Campaigns typically target blue chip companies in Asia Pacific, similar to other regions, but approaches vary. Notably, cultural differences in business practices are likely driving alternate activism methods in Asia. Activists have found it necessary to alter their typical course of action in order to find success, primarily by accepting the need for greater patience. Whatever their goals entail, activists in Asia are committed to their campaigns.
For example, Elliott Management has held a stake in Bank of East Asia (“BEA”) for years, and is finally beginning to see the company respond to its demands. Elliott initially sued BEA in 2015 for access to information about a share placement transaction. After gaining this information, Elliott sued again, alleging the share placement made the company “takeover proof” and entrenched management. Elliott’s most recent suit was due to be heard in May of this year. However, BEA retained financial and strategic advisors to review its business in March, leading to a halt in this legal action by Elliott.
History has shown that activists are willing to invest not only time (measured in years) but also financial resources to see their campaigns through. In light of these facts, engaging with advisors proactively to evaluate activist proposals and risks could be beneficial for management in this region.
Notably, cultural differences in business practices are likely driving alternate activism methods in Asia.
Congress is reportedly looking into creating a law that would mandate the delisting of Chinese firms unless certain conditions are met, which may be nearly impossible to comply with. This news has increased uncertainty among would-be U.S. listers. Some of these firms, such as JD.com and NetEase, have already listed in Hong Kong, where they have found initial strongly positive local market reactions. Some investors assert firms that list on the Hong Kong stock exchange, instead of U.S. exchanges, are able to achieve a higher valuation multiple.
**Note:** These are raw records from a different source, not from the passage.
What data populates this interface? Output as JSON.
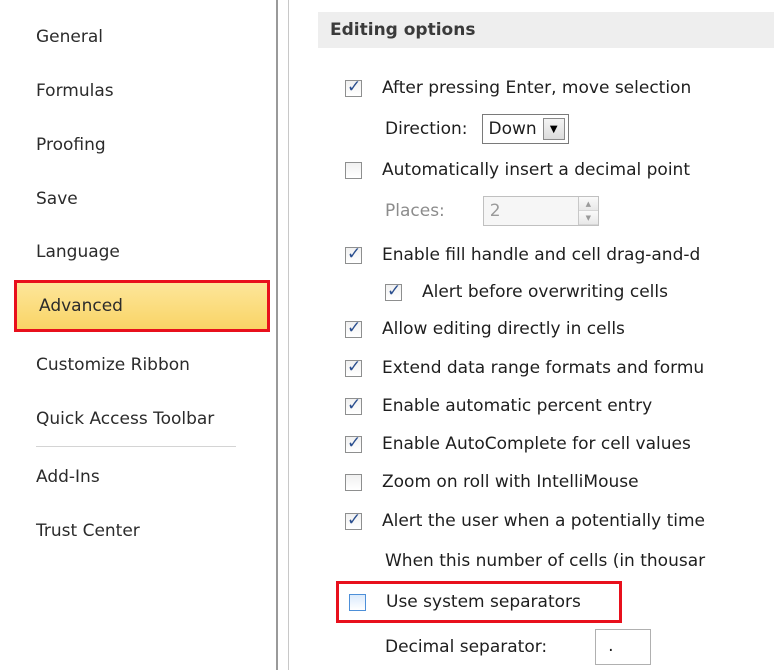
{
  "sidebar": {
    "items": [
      {
        "label": "General"
      },
      {
        "label": "Formulas"
      },
      {
        "label": "Proofing"
      },
      {
        "label": "Save"
      },
      {
        "label": "Language"
      },
      {
        "label": "Advanced",
        "selected": true
      },
      {
        "label": "Customize Ribbon"
      },
      {
        "label": "Quick Access Toolbar"
      },
      {
        "label": "Add-Ins"
      },
      {
        "label": "Trust Center"
      }
    ]
  },
  "section": {
    "title": "Editing options"
  },
  "options": {
    "after_enter": {
      "label": "After pressing Enter, move selection",
      "checked": true
    },
    "direction": {
      "label": "Direction:",
      "value": "Down"
    },
    "auto_decimal": {
      "label": "Automatically insert a decimal point",
      "checked": false
    },
    "places": {
      "label": "Places:",
      "value": "2"
    },
    "fill_handle": {
      "label": "Enable fill handle and cell drag-and-d",
      "checked": true
    },
    "alert_overwrite": {
      "label": "Alert before overwriting cells",
      "checked": true
    },
    "edit_in_cells": {
      "label": "Allow editing directly in cells",
      "checked": true
    },
    "extend_formats": {
      "label": "Extend data range formats and formu",
      "checked": true
    },
    "auto_percent": {
      "label": "Enable automatic percent entry",
      "checked": true
    },
    "autocomplete": {
      "label": "Enable AutoComplete for cell values",
      "checked": true
    },
    "zoom_roll": {
      "label": "Zoom on roll with IntelliMouse",
      "checked": false
    },
    "alert_time": {
      "label": "Alert the user when a potentially time",
      "checked": true
    },
    "cells_thousands": {
      "label": "When this number of cells (in thousar"
    },
    "system_separators": {
      "label": "Use system separators",
      "checked": false
    },
    "decimal_separator": {
      "label": "Decimal separator:",
      "value": "."
    }
  },
  "colors": {
    "highlight": "#e8101c",
    "selected_bg": "#f9d466",
    "check": "#2b4f8f"
  }
}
One theory is that U.S. investors’ home bias may limit the enthusiasm for foreign companies’ stock trading on U.S. exchanges.
The trend of choosing to list on the Hong Kong stock exchange has been prevalent for years, following the announcement in April 2018 that allowed companies with multi-class share structures. This change ultimately led to a 23% increase year-over-year for Hong Kong IPOs in 2019, pushing the exchange to the number one rank globally; projections for 2020 remain elevated. New uncertainties provide another data point for firms to potentially favor listing in Hong Kong.
The Hong Kong stock exchange’s issuer-friendly policies and the potential for a valuation premium, regardless of underlying rationale, continue to provide a strong argument for global firms to list their Asian subsidiaries in Hong Kong. Some of these advantages can ultimately lead a firm to pursue an IPO of a subsidiary over other forms of monetization, such as a spin-off or carve-out. It remains important for firms to stay aware of ongoing developments in political dialogue and market environments to make informed strategic decisions.